The best way businesswomen can push for positive change, she believes, is by standing together.
“I think the biggest advice I would give to women is to support our girl power whenever we possibly can,” Jamison asserts. “The way to get this thing going again is to really, really support one another in every way possible.”
She also advocates forging alliances with sympathetic men.
“My husband was very supportive of me, and he believed in me,” Jamison explains. Women, she continues, “need a support system to help them to succeed — but I believe that's true with any business.
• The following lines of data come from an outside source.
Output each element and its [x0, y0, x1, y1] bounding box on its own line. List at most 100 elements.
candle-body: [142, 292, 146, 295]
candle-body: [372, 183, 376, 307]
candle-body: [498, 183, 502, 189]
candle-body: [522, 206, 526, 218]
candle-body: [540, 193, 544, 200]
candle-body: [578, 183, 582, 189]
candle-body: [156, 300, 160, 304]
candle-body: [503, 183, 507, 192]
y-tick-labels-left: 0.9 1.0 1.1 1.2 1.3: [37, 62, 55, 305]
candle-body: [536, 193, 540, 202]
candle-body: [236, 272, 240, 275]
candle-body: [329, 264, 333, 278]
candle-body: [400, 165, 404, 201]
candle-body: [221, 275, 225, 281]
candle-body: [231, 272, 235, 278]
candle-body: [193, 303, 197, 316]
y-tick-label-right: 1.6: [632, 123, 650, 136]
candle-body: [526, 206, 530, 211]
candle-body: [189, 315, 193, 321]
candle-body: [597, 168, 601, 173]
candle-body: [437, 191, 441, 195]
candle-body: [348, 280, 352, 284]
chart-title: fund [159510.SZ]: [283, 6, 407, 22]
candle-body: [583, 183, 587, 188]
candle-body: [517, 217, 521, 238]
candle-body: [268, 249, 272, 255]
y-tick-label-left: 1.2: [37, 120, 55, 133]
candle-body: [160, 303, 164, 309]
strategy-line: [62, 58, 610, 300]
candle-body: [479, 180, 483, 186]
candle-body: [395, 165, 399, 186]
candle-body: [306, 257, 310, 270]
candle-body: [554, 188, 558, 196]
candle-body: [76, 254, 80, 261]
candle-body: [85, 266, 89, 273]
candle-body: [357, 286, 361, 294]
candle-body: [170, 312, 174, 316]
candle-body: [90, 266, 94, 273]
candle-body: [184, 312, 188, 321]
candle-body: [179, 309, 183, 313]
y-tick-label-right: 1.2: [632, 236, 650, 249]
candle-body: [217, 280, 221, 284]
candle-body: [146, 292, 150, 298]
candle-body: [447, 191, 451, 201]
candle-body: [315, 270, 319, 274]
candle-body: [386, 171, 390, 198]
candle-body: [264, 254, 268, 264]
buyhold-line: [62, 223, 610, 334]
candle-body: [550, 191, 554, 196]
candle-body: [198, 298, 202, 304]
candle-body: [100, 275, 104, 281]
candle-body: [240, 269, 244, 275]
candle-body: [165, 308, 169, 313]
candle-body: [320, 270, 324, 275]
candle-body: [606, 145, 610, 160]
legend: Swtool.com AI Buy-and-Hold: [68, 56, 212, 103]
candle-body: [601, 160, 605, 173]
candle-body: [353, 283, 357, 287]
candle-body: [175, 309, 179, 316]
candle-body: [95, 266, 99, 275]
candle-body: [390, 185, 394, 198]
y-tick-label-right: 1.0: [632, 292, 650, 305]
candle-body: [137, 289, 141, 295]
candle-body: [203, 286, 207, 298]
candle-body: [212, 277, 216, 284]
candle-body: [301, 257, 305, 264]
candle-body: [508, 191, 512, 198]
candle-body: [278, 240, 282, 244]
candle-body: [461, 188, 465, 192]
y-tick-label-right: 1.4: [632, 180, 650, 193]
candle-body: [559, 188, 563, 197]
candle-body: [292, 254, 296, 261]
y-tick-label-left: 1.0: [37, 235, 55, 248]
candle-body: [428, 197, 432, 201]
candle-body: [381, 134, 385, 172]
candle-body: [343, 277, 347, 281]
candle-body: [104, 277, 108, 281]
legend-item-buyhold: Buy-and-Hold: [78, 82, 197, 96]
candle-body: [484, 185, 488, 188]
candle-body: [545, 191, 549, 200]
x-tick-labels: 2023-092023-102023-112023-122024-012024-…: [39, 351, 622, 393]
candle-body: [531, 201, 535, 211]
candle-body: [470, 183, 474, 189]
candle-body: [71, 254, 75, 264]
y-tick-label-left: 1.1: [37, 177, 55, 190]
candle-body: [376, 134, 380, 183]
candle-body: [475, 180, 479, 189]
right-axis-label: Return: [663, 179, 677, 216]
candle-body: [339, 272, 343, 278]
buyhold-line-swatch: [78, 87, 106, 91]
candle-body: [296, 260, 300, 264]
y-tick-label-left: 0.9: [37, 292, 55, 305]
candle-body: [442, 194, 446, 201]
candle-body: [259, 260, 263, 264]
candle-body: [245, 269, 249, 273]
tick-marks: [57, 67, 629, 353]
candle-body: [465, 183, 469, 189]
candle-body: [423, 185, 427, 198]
“Women work hard: It's just the way we are. We know what's expected of us — from our family, our children, everyone. It's not that we can't do it, but it's good to have that support system when the days get long and things aren't going your way, and maybe you have a headache or you need someone to talk to.”
There are plenty of men who are not just willing but anxious to improve business conditions for women, Jamison maintains.
“You have guys whose wives are very successful, who have heard the stories their wives have told them, and they don't want that for their daughters. … That's where I think we really need to go to for support, because they have the power we don't have. I've seen these men in action: They want to come out of their closet if we give them support to do it. It's a beautiful thing to see.”
In the end, Jamison urges women struggling to break into the business world to stay strong.
“It's a tough world out there, but you just have to put on your alligator skin and go out there and do what you got to do.”
— Megan Dombroski is a senior journalism student at UNCA and an editor at The Blue Banner, the student newspaper.